For today's megalopolises, subway systems are a sort of bloodstream, keeping the city alive and active with the proper movement of resources, a vital network that shuttles riders to and fro. When the subway stops working, so does the city. A broken-down subway line means that employees will be late to work and students late for school. The remainder of the transport network is overloaded and city-dwellers become more stressed, which in turn reduces their trust in the city's administration and their overall satisfaction with city infrastructure. So when talking about a city's underground transport arteries, we must pay close care to a number of factors. The biggest of these consists of disorderly conduct, misbehavior, and – as experience sadly shows – terrorism. This threat makes it incumbent on subway operators to install innovative security systems, which reduce the human factor in threat management and promote rider safety. Innovative security is a multifaceted issue that requires cooperation between multiple city agencies. Security systems must be effective and reliable, even as they ensure broad coverage for the needs of diverse customer agencies within the city government.
In early 2013, the management of the St. Petersburg subway system decided to launch a pilot project for rolling out a smart video surveillance system with facial recognition. Ladozhskaya station was chosen to host the trial installation. If successful, the system would be expanded to another 19 stations.
The Axxon Intellect PSIM was chosen as the software to tie the system together.
Axxon Intellect had already been deployed with great success in subway systems in London, Rome, Ekaterinburg, and Novosibirsk, giving AxxonSoft's product a substantial advantage in the procurement deliberations.
For the purposes of the St. Petersburg project, Axxon Intellect was to be integrated with the Concorde security system, which had been developed specially for the St. Petersburg subway. The system installer was TekhnoOkhranServis LLC.
The main goal of the project was to ensure that the photo of every person entering the station is recorded, with information about the passenger's further movements to be made available to law enforcement.
The first task was to install facial recognition, which requires that image quality be sufficient for identification and comparison with an image database. The conditions for recognition are far from optimal: low lighting, backlighting during the daytime, and enormous passenger traffic, just to name a few.
The next logical step is to compare the image with those in a database. And of course, the parameters to be compared need to tweaked to ensure accurate matching.

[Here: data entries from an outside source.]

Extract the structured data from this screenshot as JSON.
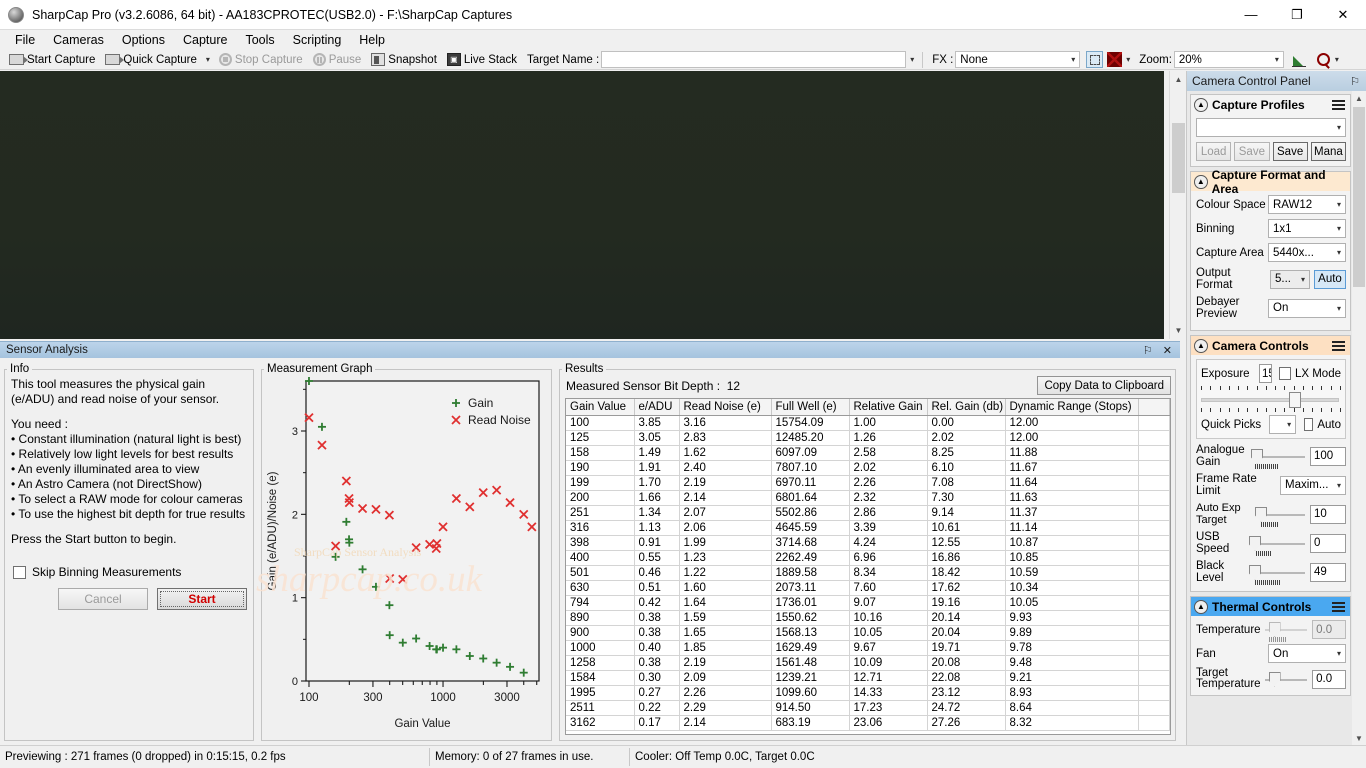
{
  "window": {
    "title": "SharpCap Pro (v3.2.6086, 64 bit) - AA183CPROTEC(USB2.0) - F:\\SharpCap Captures",
    "minimize": "—",
    "maximize": "❐",
    "close": "✕"
  },
  "menu": [
    "File",
    "Cameras",
    "Options",
    "Capture",
    "Tools",
    "Scripting",
    "Help"
  ],
  "toolbar": {
    "start_capture": "Start Capture",
    "quick_capture": "Quick Capture",
    "stop_capture": "Stop Capture",
    "pause": "Pause",
    "snapshot": "Snapshot",
    "live_stack": "Live Stack",
    "target_name_label": "Target Name :",
    "target_name_value": "",
    "fx_label": "FX :",
    "fx_value": "None",
    "zoom_label": "Zoom:",
    "zoom_value": "20%",
    "dropdown_caret": "▾"
  },
  "sensor_analysis": {
    "title": "Sensor Analysis",
    "pin": "⚐",
    "close": "✕",
    "info": {
      "legend": "Info",
      "paragraph1": "This tool measures the physical gain (e/ADU) and read noise of your sensor.",
      "needs_heading": "You need :",
      "needs": [
        "• Constant illumination (natural light is best)",
        "• Relatively low light levels for best results",
        "• An evenly illuminated area to view",
        "• An Astro Camera (not DirectShow)",
        "• To select a RAW mode for colour cameras",
        "• To use the highest bit depth for true results"
      ],
      "paragraph2": "Press the Start button to begin.",
      "skip_binning_label": "Skip Binning Measurements",
      "cancel_button": "Cancel",
      "start_button": "Start"
    },
    "graph": {
      "legend": "Measurement Graph",
      "watermark_top": "SharpCap Sensor Analysis",
      "watermark_main": "sharpcap.co.uk"
    },
    "results": {
      "legend": "Results",
      "bit_depth_label": "Measured Sensor Bit Depth :",
      "bit_depth_value": "12",
      "copy_button": "Copy Data to Clipboard",
      "columns": [
        "Gain Value",
        "e/ADU",
        "Read Noise (e)",
        "Full Well (e)",
        "Relative Gain",
        "Rel. Gain (db)",
        "Dynamic Range (Stops)",
        ""
      ],
      "rows": [
        [
          "100",
          "3.85",
          "3.16",
          "15754.09",
          "1.00",
          "0.00",
          "12.00",
          ""
        ],
        [
          "125",
          "3.05",
          "2.83",
          "12485.20",
          "1.26",
          "2.02",
          "12.00",
          ""
        ],
        [
          "158",
          "1.49",
          "1.62",
          "6097.09",
          "2.58",
          "8.25",
          "11.88",
          ""
        ],
        [
          "190",
          "1.91",
          "2.40",
          "7807.10",
          "2.02",
          "6.10",
          "11.67",
          ""
        ],
        [
          "199",
          "1.70",
          "2.19",
          "6970.11",
          "2.26",
          "7.08",
          "11.64",
          ""
        ],
        [
          "200",
          "1.66",
          "2.14",
          "6801.64",
          "2.32",
          "7.30",
          "11.63",
          ""
        ],
        [
          "251",
          "1.34",
          "2.07",
          "5502.86",
          "2.86",
          "9.14",
          "11.37",
          ""
        ],
        [
          "316",
          "1.13",
          "2.06",
          "4645.59",
          "3.39",
          "10.61",
          "11.14",
          ""
        ],
        [
          "398",
          "0.91",
          "1.99",
          "3714.68",
          "4.24",
          "12.55",
          "10.87",
          ""
        ],
        [
          "400",
          "0.55",
          "1.23",
          "2262.49",
          "6.96",
          "16.86",
          "10.85",
          ""
        ],
        [
          "501",
          "0.46",
          "1.22",
          "1889.58",
          "8.34",
          "18.42",
          "10.59",
          ""
        ],
        [
          "630",
          "0.51",
          "1.60",
          "2073.11",
          "7.60",
          "17.62",
          "10.34",
          ""
        ],
        [
          "794",
          "0.42",
          "1.64",
          "1736.01",
          "9.07",
          "19.16",
          "10.05",
          ""
        ],
        [
          "890",
          "0.38",
          "1.59",
          "1550.62",
          "10.16",
          "20.14",
          "9.93",
          ""
        ],
        [
          "900",
          "0.38",
          "1.65",
          "1568.13",
          "10.05",
          "20.04",
          "9.89",
          ""
        ],
        [
          "1000",
          "0.40",
          "1.85",
          "1629.49",
          "9.67",
          "19.71",
          "9.78",
          ""
        ],
        [
          "1258",
          "0.38",
          "2.19",
          "1561.48",
          "10.09",
          "20.08",
          "9.48",
          ""
        ],
        [
          "1584",
          "0.30",
          "2.09",
          "1239.21",
          "12.71",
          "22.08",
          "9.21",
          ""
        ],
        [
          "1995",
          "0.27",
          "2.26",
          "1099.60",
          "14.33",
          "23.12",
          "8.93",
          ""
        ],
        [
          "2511",
          "0.22",
          "2.29",
          "914.50",
          "17.23",
          "24.72",
          "8.64",
          ""
        ],
        [
          "3162",
          "0.17",
          "2.14",
          "683.19",
          "23.06",
          "27.26",
          "8.32",
          ""
        ]
      ]
    }
  },
  "chart_data": {
    "type": "scatter",
    "title": "Measurement Graph",
    "xlabel": "Gain Value",
    "ylabel": "Gain (e/ADU)/Noise (e)",
    "x_scale": "log",
    "xticks": [
      "100",
      "300",
      "1000",
      "3000"
    ],
    "yticks": [
      "0",
      "1",
      "2",
      "3"
    ],
    "ylim": [
      0,
      3.6
    ],
    "xlim": [
      95,
      5200
    ],
    "legend": [
      {
        "name": "Gain",
        "marker": "plus",
        "color": "#2f7d32"
      },
      {
        "name": "Read Noise",
        "marker": "cross",
        "color": "#e03030"
      }
    ],
    "series": [
      {
        "name": "Gain",
        "marker": "plus",
        "color": "#2f7d32",
        "x": [
          100,
          125,
          158,
          190,
          199,
          200,
          251,
          316,
          398,
          400,
          501,
          630,
          794,
          890,
          900,
          1000,
          1258,
          1584,
          1995,
          2511,
          3162,
          4000
        ],
        "y": [
          3.85,
          3.05,
          1.49,
          1.91,
          1.7,
          1.66,
          1.34,
          1.13,
          0.91,
          0.55,
          0.46,
          0.51,
          0.42,
          0.38,
          0.38,
          0.4,
          0.38,
          0.3,
          0.27,
          0.22,
          0.17,
          0.1
        ]
      },
      {
        "name": "Read Noise",
        "marker": "cross",
        "color": "#e03030",
        "x": [
          100,
          125,
          158,
          190,
          199,
          200,
          251,
          316,
          398,
          400,
          501,
          630,
          794,
          890,
          900,
          1000,
          1258,
          1584,
          1995,
          2511,
          3162,
          4000,
          4600
        ],
        "y": [
          3.16,
          2.83,
          1.62,
          2.4,
          2.19,
          2.14,
          2.07,
          2.06,
          1.99,
          1.23,
          1.22,
          1.6,
          1.64,
          1.59,
          1.65,
          1.85,
          2.19,
          2.09,
          2.26,
          2.29,
          2.14,
          2.0,
          1.85
        ]
      }
    ]
  },
  "camera_panel": {
    "title": "Camera Control Panel",
    "pin_icon": "⚐",
    "sections": {
      "capture_profiles": {
        "title": "Capture Profiles",
        "profile_value": "",
        "load": "Load",
        "save_disabled": "Save",
        "save": "Save",
        "manage": "Mana"
      },
      "capture_format": {
        "title": "Capture Format and Area",
        "fields": [
          {
            "label": "Colour Space",
            "value": "RAW12"
          },
          {
            "label": "Binning",
            "value": "1x1"
          },
          {
            "label": "Capture Area",
            "value": "5440x..."
          },
          {
            "label": "Output Format",
            "value": "5..."
          },
          {
            "label": "Debayer Preview",
            "value": "On"
          }
        ],
        "auto_button": "Auto"
      },
      "camera_controls": {
        "title": "Camera Controls",
        "exposure_label": "Exposure",
        "exposure_value": "15",
        "lx_mode_label": "LX Mode",
        "quick_picks_label": "Quick Picks",
        "quick_picks_value": "",
        "auto_label": "Auto",
        "fields": [
          {
            "label": "Analogue Gain",
            "value": "100"
          },
          {
            "label": "Auto Exp Target",
            "value": "10"
          },
          {
            "label": "USB Speed",
            "value": "0"
          },
          {
            "label": "Black Level",
            "value": "49"
          }
        ],
        "frame_rate_label": "Frame Rate Limit",
        "frame_rate_value": "Maxim..."
      },
      "thermal_controls": {
        "title": "Thermal Controls",
        "temperature_label": "Temperature",
        "temperature_value": "0.0",
        "fan_label": "Fan",
        "fan_value": "On",
        "target_temp_label": "Target Temperature",
        "target_temp_value": "0.0"
      }
    }
  },
  "statusbar": {
    "preview": "Previewing : 271 frames (0 dropped) in 0:15:15, 0.2 fps",
    "memory": "Memory: 0 of 27 frames in use.",
    "cooler": "Cooler: Off Temp 0.0C, Target 0.0C"
  }
}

It is necessary to account for a number of details, in light of the complexity and importance of the task: the height and angle of the cameras (finding the tradeoff between the mounting height and angle of incidence), camera downtilt, indoor lighting, outside lighting, and vibration caused by escalator movement. By solving this problem, the developers and installers effectively cracked the whole nut, as it were.
So in the entry area at Ladozhskaya station, cameras for passenger monitoring were installed at a height of 170 centimeters (67 inches). Neither a snug scarf or hat brim will save passengers from identification. According to St. Petersburg subway executives, daily passenger flow at Ladozhskaya is approximately 65,000 people – an amount that the new video surveillance system is handling just fine.
The cameras are located out in the open, but hiding from them is not possible: images are captured, and recognition is started, by multiple cameras as soon as a passenger enters the station.
The operator workstation is located at Ladozhskaya station as well, in a special monitoring area. The surveillance system supports multiple levels of notifications, different types of operator notifications, and configurable methods for displaying information on the operator's screen. Fewer than four seconds are needed to notify the operator when the face of a criminal is recognized in the database.
There is practically no limit on the capacity of the photo database used for comparison. The current storage limit for recorded video is one month, but actual retention length is limited only by the expenses necessary for data storage. Up to one month of subway trips can be "played back" for any person whose photo is found in the database.
According to Fontanka.ru, the system currently recognizes 98% of faces, and if the recognized photo is in the database, there is a 92% chance that the face will be identified. These are fantastic results that give cause for optimism.
The next step is to install similar systems at another 19 subway stations in St. Petersburg: currently, when a fugitive is identified by the system, it is impossible to track further movements since cameras are installed at only one station. Thus the most impressive results of surveillance of the St. Petersburg subway system are yet to come, after expansion is completed – something we hope will be soon in coming!